Enfim, filmes de RPG serem desagradáveis não são novidade. Adaptações de livros para o cinema decepcionando fãs também não. Tudo bem, no caso de Dragonlance, o vil metal parece ter sido o causador de 90% dos problemas. O RPG é praticamente uma modalidade narrativa irmã do teatro (com conceitos como cena, personagem e narração até que bastante similares), e daí, ao cinema, mas muito arraigada à literatura. Mas o processo inverso também acontece. Muitos RPGs já foram baseados em filmes, e não fosse a franquia milhonária de Senhor dos Anéis, o CODA estaria num esquecimento muito maior do que hoje. Tenho pra mim, o próprio D&D também estaria muito mais desguarnecido no Brasil também.

No fim das contas, toda linguagem narrativa está bem próxima uma da outra. Seja um filme, uma aventura de RPG ou um livro, todos eles se dedicam a contar/construir uma história. Alguns possuem atributos técnicos diferentes uns dos outros, mas dificilmente um seria pior ou melhor que o outro. Sim, Dragonlance continua sendo muito melhor nos livros, mas ninguém (suponho) denigre uma obra dessas a esse ponto por mera diversão. Foi uma boa intenção sem fundos financeiros que a sustentassem, infelizmente.

Depois de ter escrito esse tijolo de texto, o que realmente quero dizer é que, se todas essas linguagens e adaptações quase sempre são desagradáveis ou no mínimo infiéis à fonte original, porque não equiparar o RPG por si só como uma arte sequencial narrativa tão digna quanto as outras? Tá, isso gerará incômodos logísticos do tipo, "qual é o objeto artístico que o RPG gera?". Seria o livro, as aventuras com ele jogadas? Nesse caso, como elas seriam apresentadas ao público? Reports? Aventuras prontas? Gravações? Enfim, a pergunta é até simples de ser montada, mas chegar a uma resposta conclusiva é que é o real desafio.
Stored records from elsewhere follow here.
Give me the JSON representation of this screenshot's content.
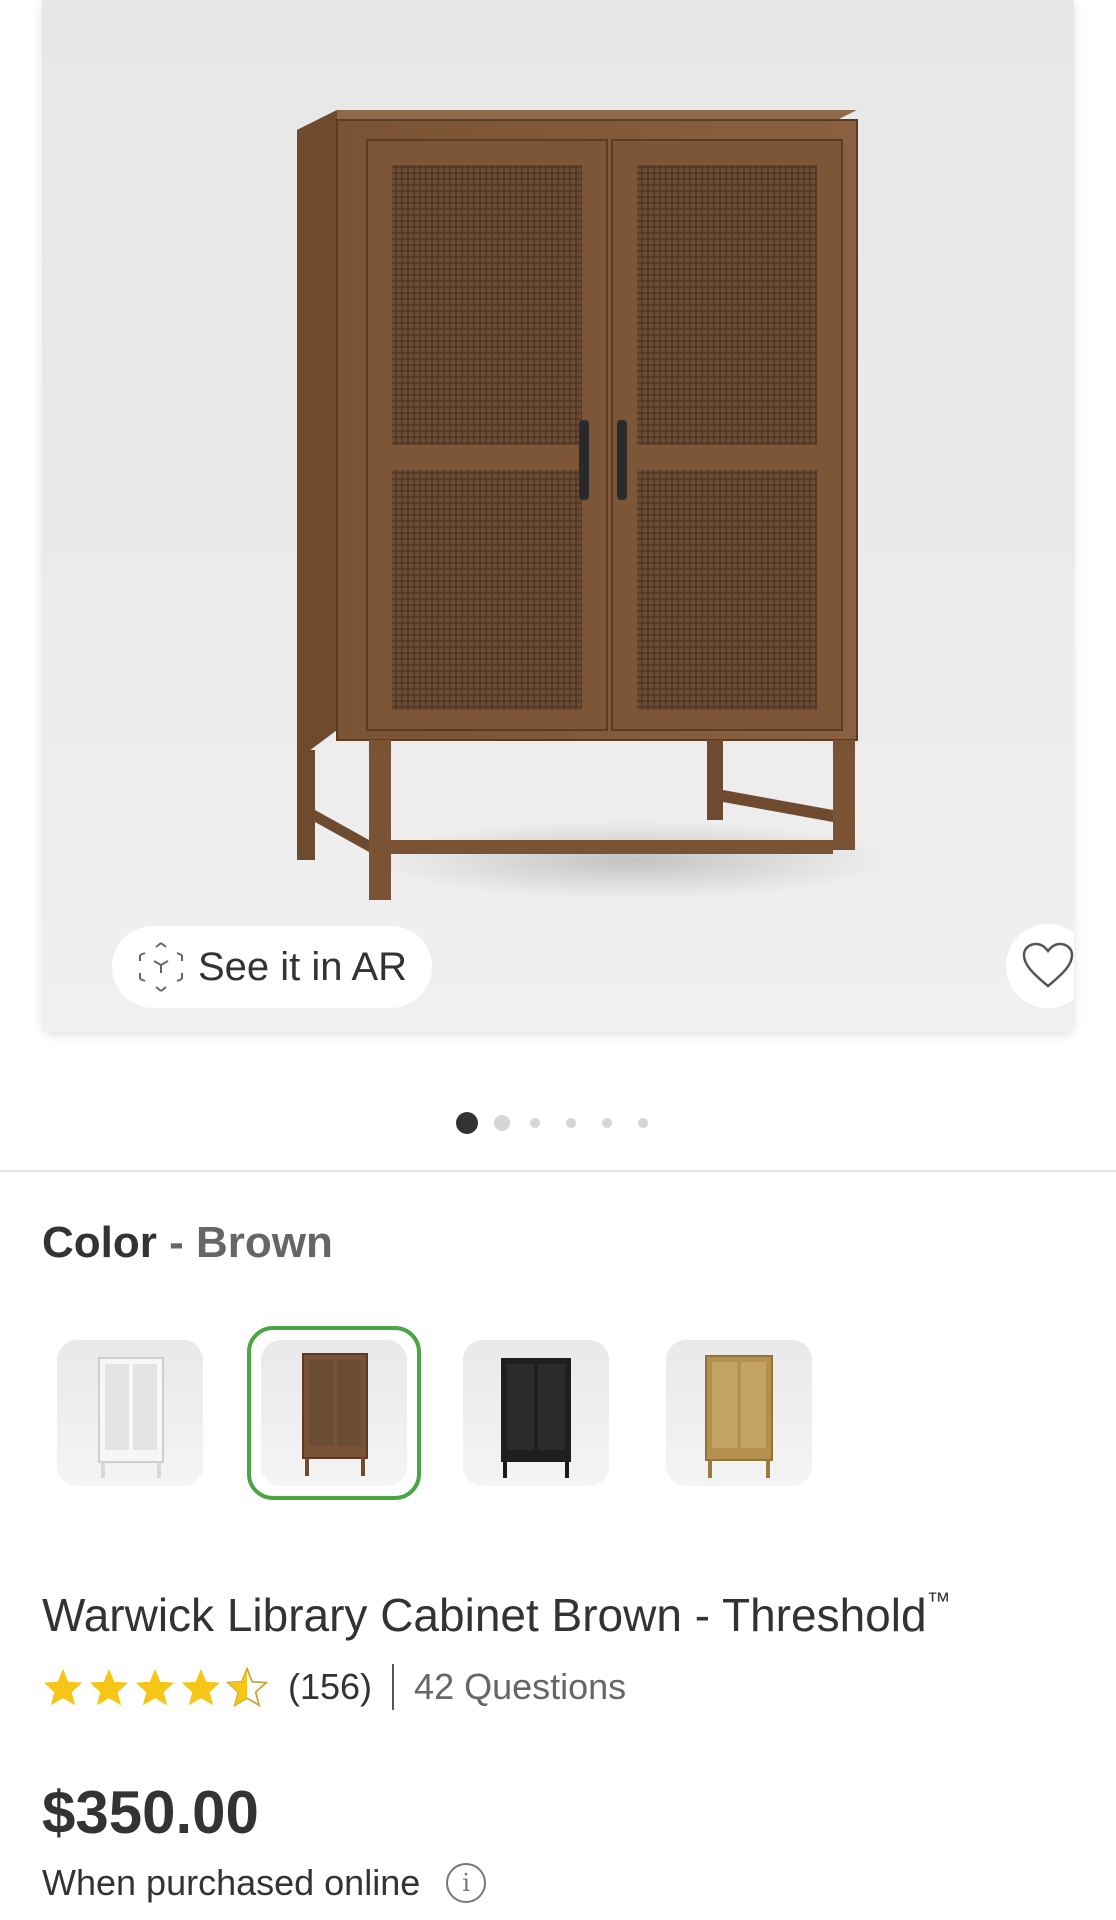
{
  "product_image": {
    "ar_button_label": "See it in AR",
    "carousel": {
      "total": 6,
      "active_index": 0
    }
  },
  "color": {
    "label": "Color",
    "separator": "-",
    "selected": "Brown",
    "swatches": [
      {
        "name": "White",
        "color": "#f2f2f2",
        "selected": false
      },
      {
        "name": "Brown",
        "color": "#7a5236",
        "selected": true
      },
      {
        "name": "Black",
        "color": "#1f1f1f",
        "selected": false
      },
      {
        "name": "Natural",
        "color": "#b4904f",
        "selected": false
      }
    ]
  },
  "product": {
    "title": "Warwick Library Cabinet Brown - Threshold",
    "trademark": "™",
    "rating": 4.5,
    "review_count": "(156)",
    "questions": "42 Questions",
    "price": "$350.00",
    "price_note": "When purchased online"
  },
  "colors": {
    "accent_selected": "#4aa642",
    "star": "#f5c518",
    "text": "#333333"
  }
}
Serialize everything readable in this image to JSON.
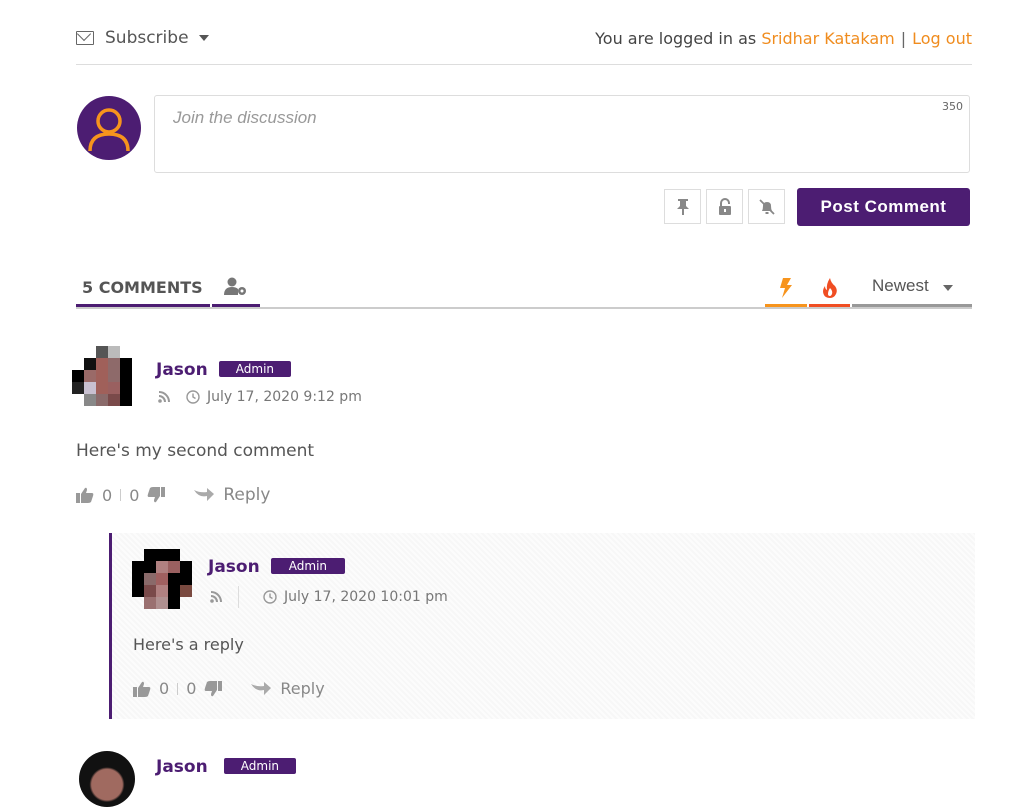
{
  "header": {
    "subscribe_label": "Subscribe",
    "login_prefix": "You are logged in as",
    "user_name": "Sridhar Katakam",
    "separator": "|",
    "logout_label": "Log out"
  },
  "composer": {
    "placeholder": "Join the discussion",
    "char_limit": "350",
    "tool_icons": [
      "pin-icon",
      "unlock-icon",
      "notification-off-icon"
    ],
    "post_button_label": "Post Comment"
  },
  "tabs": {
    "comments_label": "5 COMMENTS",
    "sort_label": "Newest",
    "colors": {
      "accent": "#4c1d72",
      "bolt": "#f7941d",
      "fire": "#f04e23"
    }
  },
  "comments": [
    {
      "author": "Jason",
      "badge": "Admin",
      "date": "July 17, 2020 9:12 pm",
      "text": "Here's my second comment",
      "likes": "0",
      "dislikes": "0",
      "reply_label": "Reply"
    },
    {
      "author": "Jason",
      "badge": "Admin",
      "date": "July 17, 2020 10:01 pm",
      "text": "Here's a reply",
      "likes": "0",
      "dislikes": "0",
      "reply_label": "Reply"
    },
    {
      "author": "Jason",
      "badge": "Admin"
    }
  ]
}
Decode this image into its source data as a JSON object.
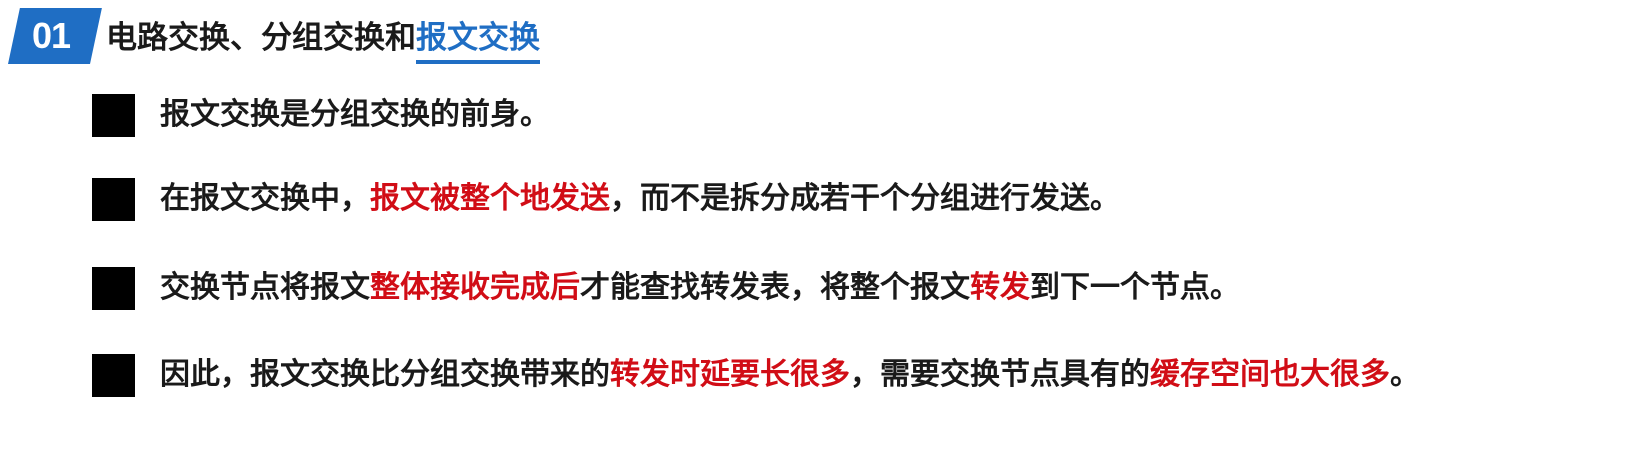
{
  "header": {
    "section_number": "01",
    "title_prefix": "电路交换、分组交换和",
    "title_highlight": "报文交换",
    "accent_color": "#1f6ec4"
  },
  "emphasis_color": "#d10d16",
  "bullets": [
    {
      "segments": [
        {
          "text": "报文交换是分组交换的前身。",
          "emphasis": false
        }
      ]
    },
    {
      "segments": [
        {
          "text": "在报文交换中，",
          "emphasis": false
        },
        {
          "text": "报文被整个地发送",
          "emphasis": true
        },
        {
          "text": "，而不是拆分成若干个分组进行发送。",
          "emphasis": false
        }
      ]
    },
    {
      "segments": [
        {
          "text": "交换节点将报文",
          "emphasis": false
        },
        {
          "text": "整体接收完成后",
          "emphasis": true
        },
        {
          "text": "才能查找转发表，将整个报文",
          "emphasis": false
        },
        {
          "text": "转发",
          "emphasis": true
        },
        {
          "text": "到下一个节点。",
          "emphasis": false
        }
      ]
    },
    {
      "segments": [
        {
          "text": "因此，报文交换比分组交换带来的",
          "emphasis": false
        },
        {
          "text": "转发时延要长很多",
          "emphasis": true
        },
        {
          "text": "，需要交换节点具有的",
          "emphasis": false
        },
        {
          "text": "缓存空间也大很多",
          "emphasis": true
        },
        {
          "text": "。",
          "emphasis": false
        }
      ]
    }
  ]
}
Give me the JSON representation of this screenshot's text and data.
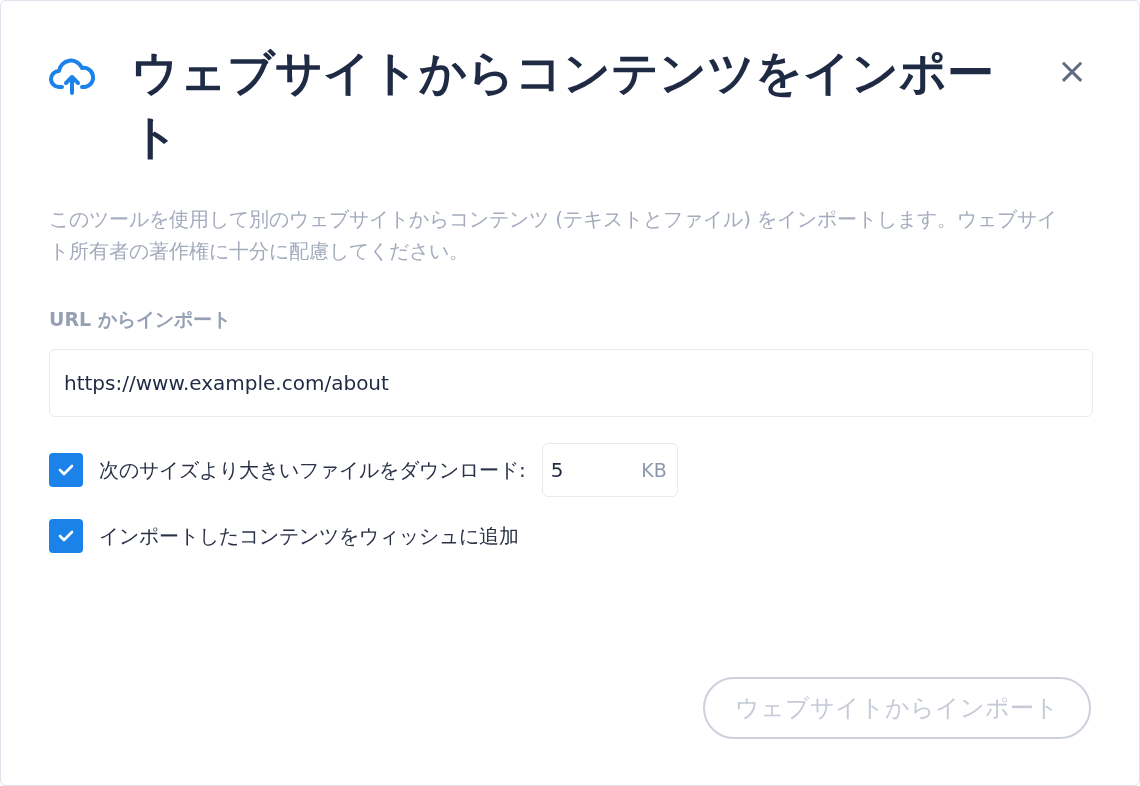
{
  "dialog": {
    "title": "ウェブサイトからコンテンツをインポート",
    "close": "×",
    "description": "このツールを使用して別のウェブサイトからコンテンツ (テキストとファイル) をインポートします。ウェブサイト所有者の著作権に十分に配慮してください。",
    "url_field": {
      "label": "URL からインポート",
      "value": "https://www.example.com/about"
    },
    "options": [
      {
        "label": "次のサイズより大きいファイルをダウンロード:",
        "checked": true,
        "size": {
          "value": "5",
          "unit": "KB"
        }
      },
      {
        "label": "インポートしたコンテンツをウィッシュに追加",
        "checked": true
      }
    ],
    "submit": {
      "label": "ウェブサイトからインポート",
      "disabled": true
    }
  }
}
A arte contemporânea tem tentado responder essas questões também. A arte já saiu do museu, mas é difícil definir para onde ela foi. Estaria a arte nas pixações dos muros? A música gravada por selos milhonários é mais ou menos arte do que a vendida em CDs piratas nos camelôs? O objeto porta a arte dentro dele, de tal modo que se o mictório de Duchamp for explodido, seu propósito deixaria de existir? As obras expostas no Louvre são menos arte porque são cópias digitalmente fiéis dos quadros originais? Enfim... Ninguém jamais disse que seria fácil...

10 comentários :

  1. Cara, muito profundo este post... mas infelizmente acho que a crítica ou mesmo a academia não vão considerar o RPG como uma forma de arte, ainda que conseguíssemos definir qual o objeto artístico do RPG. Mas a reflexão é válida.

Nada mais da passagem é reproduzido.